Some of them are not fully aware of what they have gotten into until they get to their destination. The women are frequently held hostage until the marriage license is signed; they are then abused by their "groom" and his friends, forced into prostitution or into the drug trade, and in some cases must "marry" more than once, according to EU authorities and charity groups.
"Depending on the case, a woman can be sold for EUR 1 000," says Angelika Molnar, a Europol expert on combating human trafficking. "This is decidedly a lucrative trade."
In Britain the Home Office receives reports of thousands of cases of fake marriages annually; if the woman has agreed to marry for money, she is considered an accessory to the crime.

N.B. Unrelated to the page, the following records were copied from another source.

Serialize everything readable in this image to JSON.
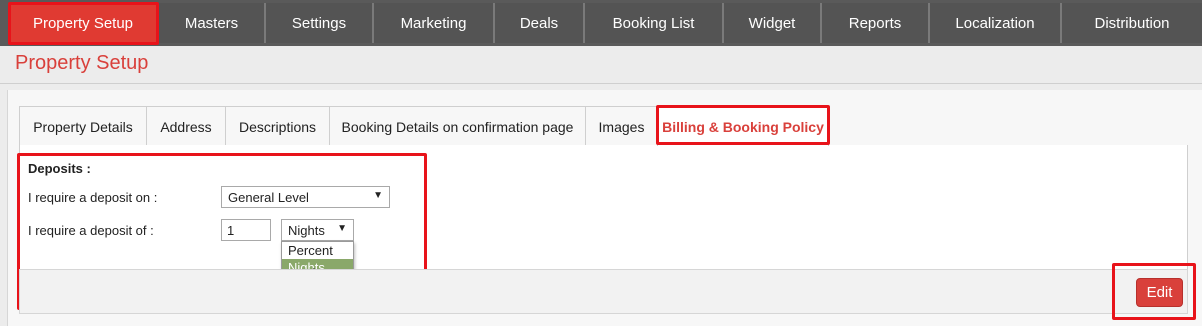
{
  "topnav": {
    "items": [
      {
        "label": "Property Setup",
        "active": true
      },
      {
        "label": "Masters"
      },
      {
        "label": "Settings"
      },
      {
        "label": "Marketing"
      },
      {
        "label": "Deals"
      },
      {
        "label": "Booking List"
      },
      {
        "label": "Widget"
      },
      {
        "label": "Reports"
      },
      {
        "label": "Localization"
      },
      {
        "label": "Distribution"
      }
    ]
  },
  "page": {
    "title": "Property Setup"
  },
  "tabs": [
    {
      "label": "Property Details"
    },
    {
      "label": "Address"
    },
    {
      "label": "Descriptions"
    },
    {
      "label": "Booking Details on confirmation page"
    },
    {
      "label": "Images"
    },
    {
      "label": "Billing & Booking Policy",
      "active": true
    }
  ],
  "deposits": {
    "heading": "Deposits :",
    "level_label": "I require a deposit on :",
    "level_value": "General Level",
    "amount_label": "I require a deposit of :",
    "amount_value": "1",
    "unit_value": "Nights",
    "unit_options": [
      "Percent",
      "Nights"
    ],
    "unit_highlighted": "Nights"
  },
  "actions": {
    "edit_label": "Edit"
  },
  "colors": {
    "nav_bg": "#545454",
    "accent": "#e03a32",
    "highlight_box": "#e8131a",
    "option_selected": "#8aa86a"
  }
}
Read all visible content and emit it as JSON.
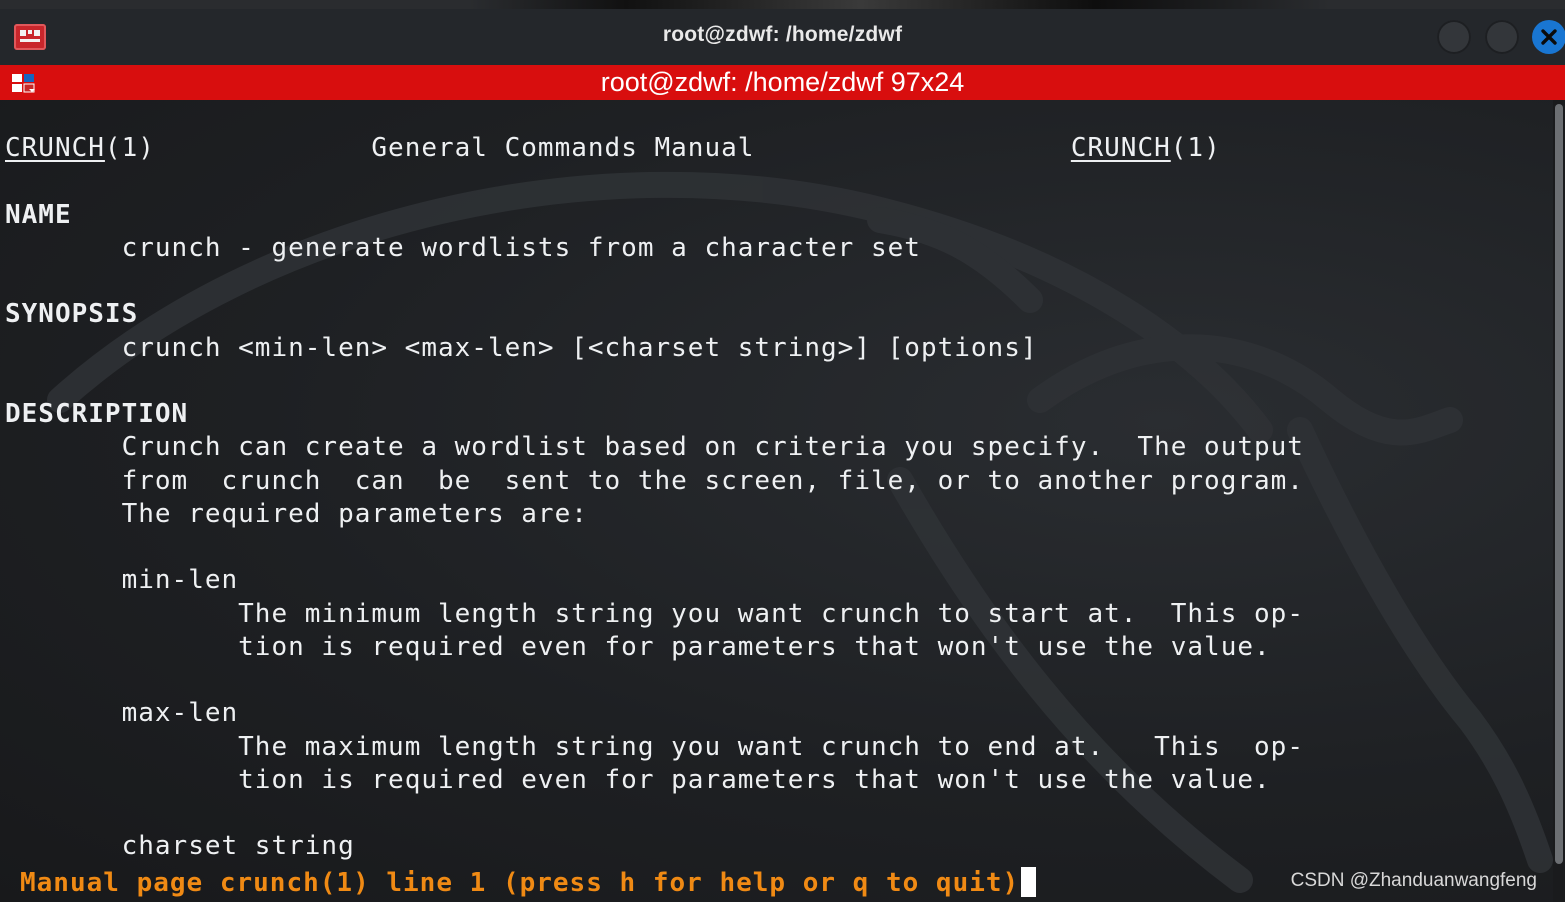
{
  "window": {
    "title": "root@zdwf: /home/zdwf",
    "tab_title": "root@zdwf: /home/zdwf 97x24"
  },
  "man_page": {
    "header_left_name": "CRUNCH",
    "header_left_section": "(1)",
    "header_center": "General Commands Manual",
    "header_right_name": "CRUNCH",
    "header_right_section": "(1)",
    "name_heading": "NAME",
    "name_text": "crunch - generate wordlists from a character set",
    "synopsis_heading": "SYNOPSIS",
    "synopsis_text": "crunch <min-len> <max-len> [<charset string>] [options]",
    "description_heading": "DESCRIPTION",
    "description_lines": [
      "Crunch can create a wordlist based on criteria you specify.  The output",
      "from  crunch  can  be  sent to the screen, file, or to another program.",
      "The required parameters are:"
    ],
    "min_len_term": "min-len",
    "min_len_lines": [
      "The minimum length string you want crunch to start at.  This op-",
      "tion is required even for parameters that won't use the value."
    ],
    "max_len_term": "max-len",
    "max_len_lines": [
      "The maximum length string you want crunch to end at.   This  op-",
      "tion is required even for parameters that won't use the value."
    ],
    "charset_term": "charset string"
  },
  "status_line": "Manual page crunch(1) line 1 (press h for help or q to quit)",
  "watermark": "CSDN @Zhanduanwangfeng",
  "colors": {
    "tab_bar": "#d80e0e",
    "status_text": "#f08a14",
    "close_button": "#1976d2",
    "terminal_bg": "#1e2023"
  },
  "icons": {
    "app": "terminal-app-icon",
    "tab": "split-pane-icon",
    "close": "close-icon"
  }
}
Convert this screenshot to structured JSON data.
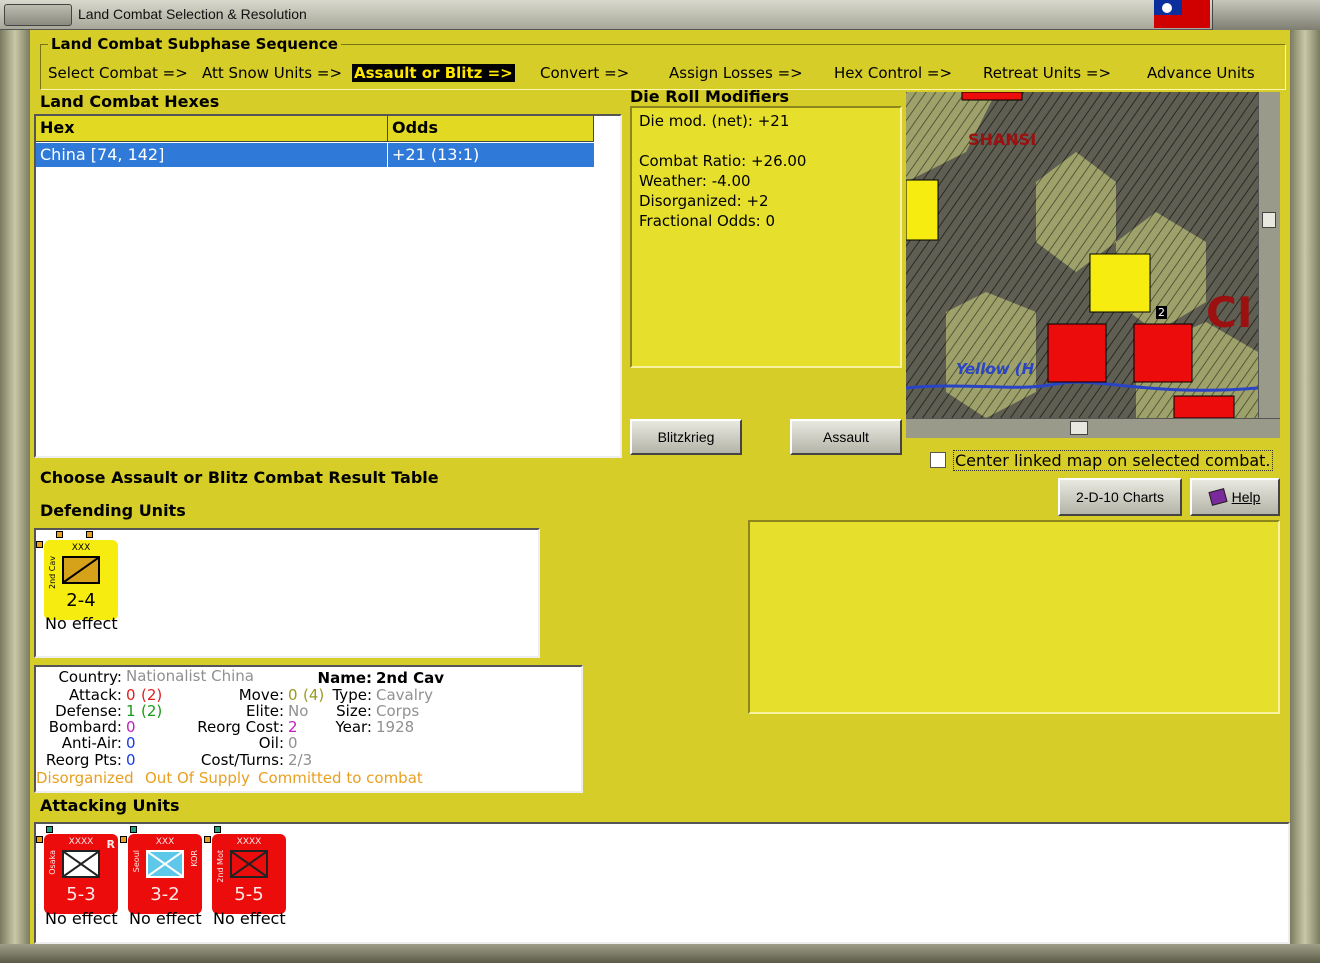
{
  "window": {
    "title": "Land Combat Selection & Resolution"
  },
  "sequence": {
    "title": "Land Combat Subphase Sequence",
    "steps": [
      "Select Combat =>",
      "Att Snow Units =>",
      "Assault or Blitz =>",
      "Convert =>",
      "Assign Losses =>",
      "Hex Control =>",
      "Retreat Units =>",
      "Advance Units"
    ]
  },
  "hexes": {
    "title": "Land Combat Hexes",
    "columns": [
      "Hex",
      "Odds"
    ],
    "rows": [
      {
        "hex": "China [74, 142]",
        "odds": "+21 (13:1)"
      }
    ]
  },
  "drm": {
    "title": "Die Roll Modifiers",
    "net": "Die mod. (net): +21",
    "lines": [
      "Combat Ratio: +26.00",
      "Weather: -4.00",
      "Disorganized: +2",
      "Fractional Odds: 0"
    ]
  },
  "buttons": {
    "blitz": "Blitzkrieg",
    "assault": "Assault",
    "charts": "2-D-10 Charts",
    "help": "Help"
  },
  "map": {
    "region_label": "SHANSI",
    "river_label": "Yellow (H",
    "big_label": "CI",
    "hex_number": "2"
  },
  "center_linked": "Center linked map on selected combat.",
  "choose_crt": "Choose Assault or Blitz Combat Result Table",
  "defending": {
    "title": "Defending Units",
    "units": [
      {
        "name": "2nd Cav",
        "size": "XXX",
        "strength": "2-4",
        "result": "No effect"
      }
    ]
  },
  "info": {
    "country_k": "Country:",
    "country_v": "Nationalist China",
    "attack_k": "Attack:",
    "attack_v": "0",
    "attack_p": "(2)",
    "defense_k": "Defense:",
    "defense_v": "1",
    "defense_p": "(2)",
    "bombard_k": "Bombard:",
    "bombard_v": "0",
    "antiair_k": "Anti-Air:",
    "antiair_v": "0",
    "reorgpts_k": "Reorg Pts:",
    "reorgpts_v": "0",
    "move_k": "Move:",
    "move_v": "0",
    "move_p": "(4)",
    "elite_k": "Elite:",
    "elite_v": "No",
    "reorgcost_k": "Reorg Cost:",
    "reorgcost_v": "2",
    "oil_k": "Oil:",
    "oil_v": "0",
    "costturns_k": "Cost/Turns:",
    "costturns_v": "2/3",
    "name_k": "Name:",
    "name_v": "2nd Cav",
    "type_k": "Type:",
    "type_v": "Cavalry",
    "size_k": "Size:",
    "size_v": "Corps",
    "year_k": "Year:",
    "year_v": "1928",
    "status_a": "Disorganized",
    "status_b": "Out Of Supply",
    "status_c": "Committed to combat"
  },
  "attacking": {
    "title": "Attacking Units",
    "units": [
      {
        "name": "Osaka",
        "size": "XXXX",
        "mark": "R",
        "strength": "5-3",
        "result": "No effect"
      },
      {
        "name": "Seoul",
        "size": "XXX",
        "mark": "KOR",
        "strength": "3-2",
        "result": "No effect"
      },
      {
        "name": "2nd Mot",
        "size": "XXXX",
        "mark": "",
        "strength": "5-5",
        "result": "No effect"
      }
    ]
  },
  "colors": {
    "panel": "#d6cd28",
    "selection": "#2f7ad9",
    "unit_red": "#ec0c0c",
    "unit_yellow": "#f6ec10"
  }
}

Officials, however, admit that it is difficult to investigate the bride trade.
"I think the problem is much bigger than we are aware of, because we see just a small percentage of the crimes committed," says Phil Brewer, head of Scotland Yard's unit on human trafficking and kidnapping. "This issue is not yet fully understood."
In order to understand why women are willing to do such a thing, all one has to do is visit Klara Balogová's village. Just like most of the women from Slovakia abused for this purpose, she comes from a dilapidated Romani settlement.
The settlement lies on the border with Hungary and Ukraine and about 250 Romani people, members of Europe's most-impoverished minority group, live there. Most of their tin shacks have no water supply, the roads are muddy, the houses are dirty, and the water drawn from a rusty pump is contaminated.
Social worker Nicholas Ogu says he knows several other women from this village who also married in Britain. The business is controlled by a Romani gang who recruit uneducated, unemployed Romani people with the promise of making decent profits abroad.
The women end up as either fake brides or as prostitutes, while the men are forced to work in conditions approximating slavery. The perpetrators are Czechs or Slovaks living in Britain and their "recruiters" do the other half of the business back in their home countries, according to Slovak Ambassador to the UK Miroslav Wlachovský.
The ambassador says a particularly favorite destination is Scotland because local laws make it possible for persons 16 years of age to marry without parental consent, while the rest of Britain has an age limit of 18. Balogová, who is now 22, was not supposed to marry until after giving birth in Britain.
While she was in hospital, however, suspicions were raised regarding the identity of the child's father. The nurses discovered that their patient had no idea how to get home even though she lived just a few blocks away.
Ultimately her "groom" was deported before the wedding could take place. She was left penniless in a shelter and returned to Slovakia two years ago with the aid of social workers.
Her child, a little girl named Aisa, was taken into the social care system in Britain and remains there because the authorities are concerned her mother would not manage to care for her at home. Despite all of these experiences, Balogová admits that she would try her luck in Britain again.
"I didn't want to come home," she says. "It was 100 times better for me in England."